Founder Hoitink is a textile designer with a background in the fashion industry, including spells at Tommy Hilfiger and Gaastra, and is focused on translating biotech ideas into designs with market potential.
Currently, MycoTex is working on how to scale up its production technology and looking to develop a pilot collection of bags.
New Industrial Order: 3D knitwear
New Industrial Order (N.I.O.) describes itself as a collective and laboratory where designers, artists and entrepreneurs can evolve a new fashion system built around customer demand.
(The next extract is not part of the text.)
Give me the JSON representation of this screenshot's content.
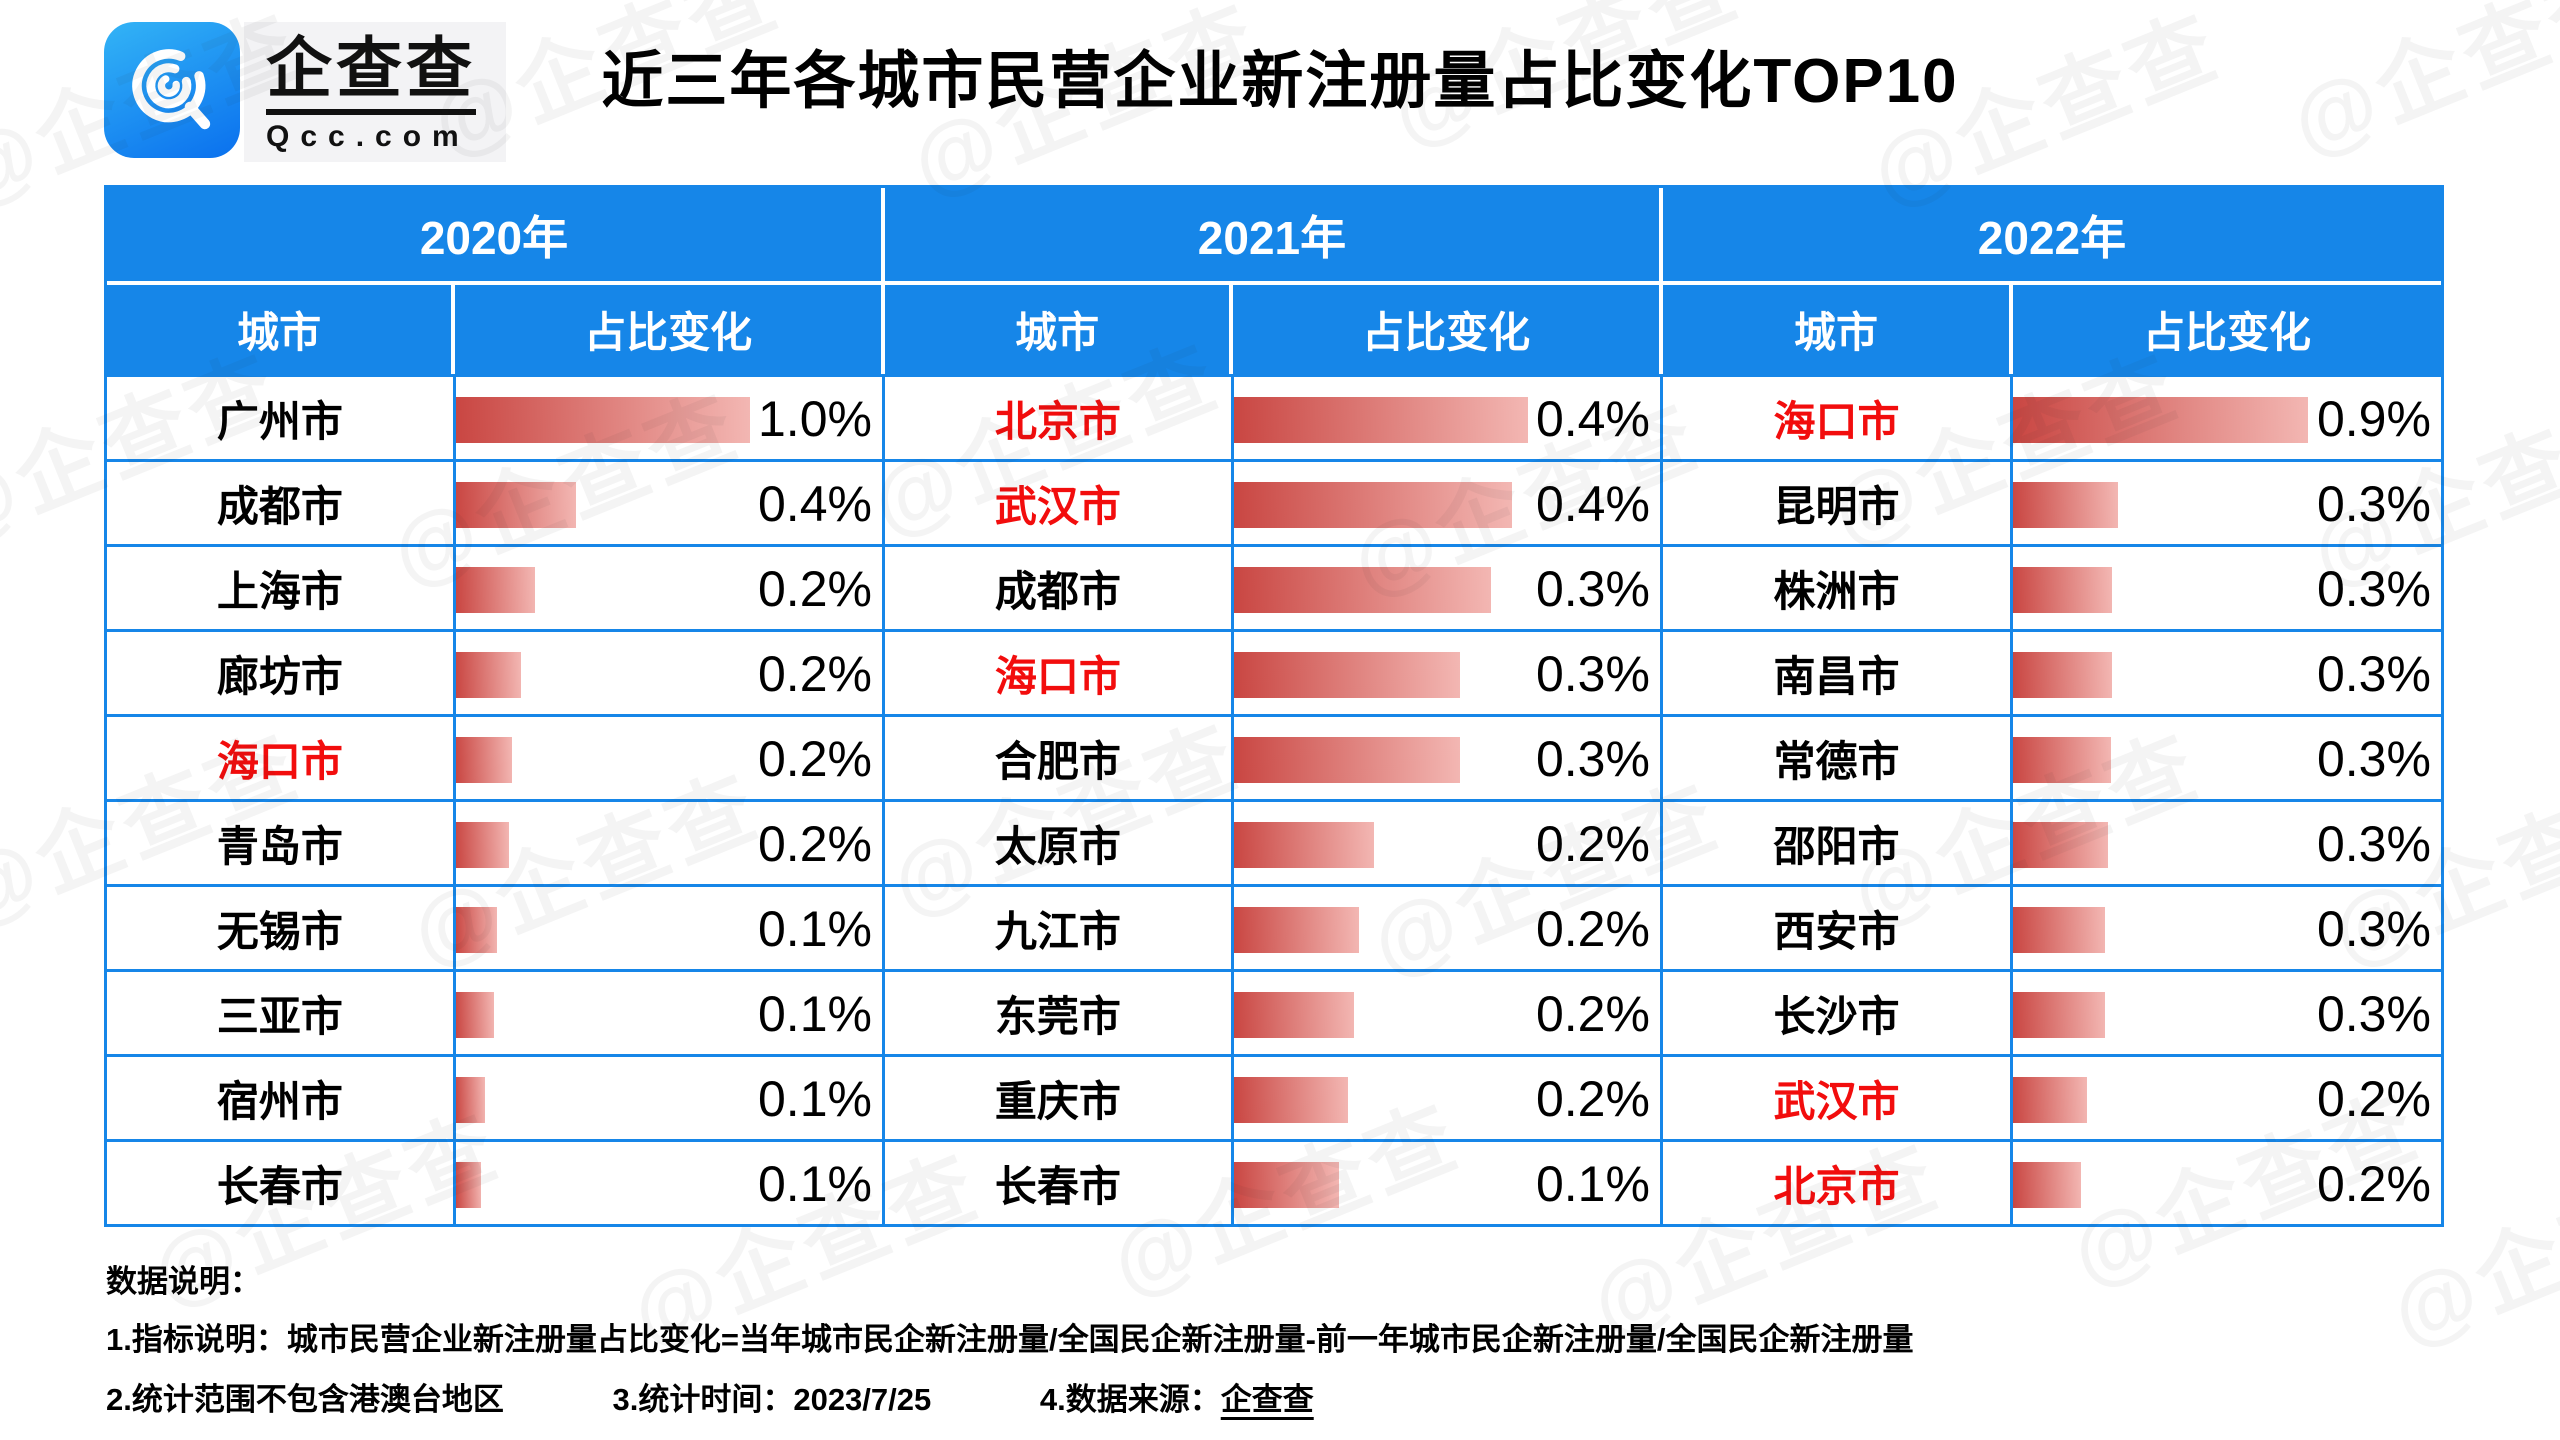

Products are always pre-ordered before they are made, meaning that the collective only sells items that have already been paid for, reducing stock overages.
N.I.O. is best known for 3D knitting, which uses only the yarn that goes into the garment and allows for one-off items, at scale, via 3D knitting machines. N.I.O. argues that it has true potential for a circular fashion system. Thanks to the seamless construction, 3D knitwear can be unravelled, and yarn can be reused. At first, co-founder Rosanne van der Meer thought it was a problem that sweaters developed with 3D technology looked different to conventional knitwear. But she realised that 3D knitting could establish a recognisable look, which she has developed into a collection for her label, The Girl and the Machine.
Van der Meer founded New Industrial Order with Annelie Ansingh. The collective is currently developing what it describes as a continuous, modular collection composed of building blocks of knitcode (3D knit patterns), enabling designers and brands to create their signature styles.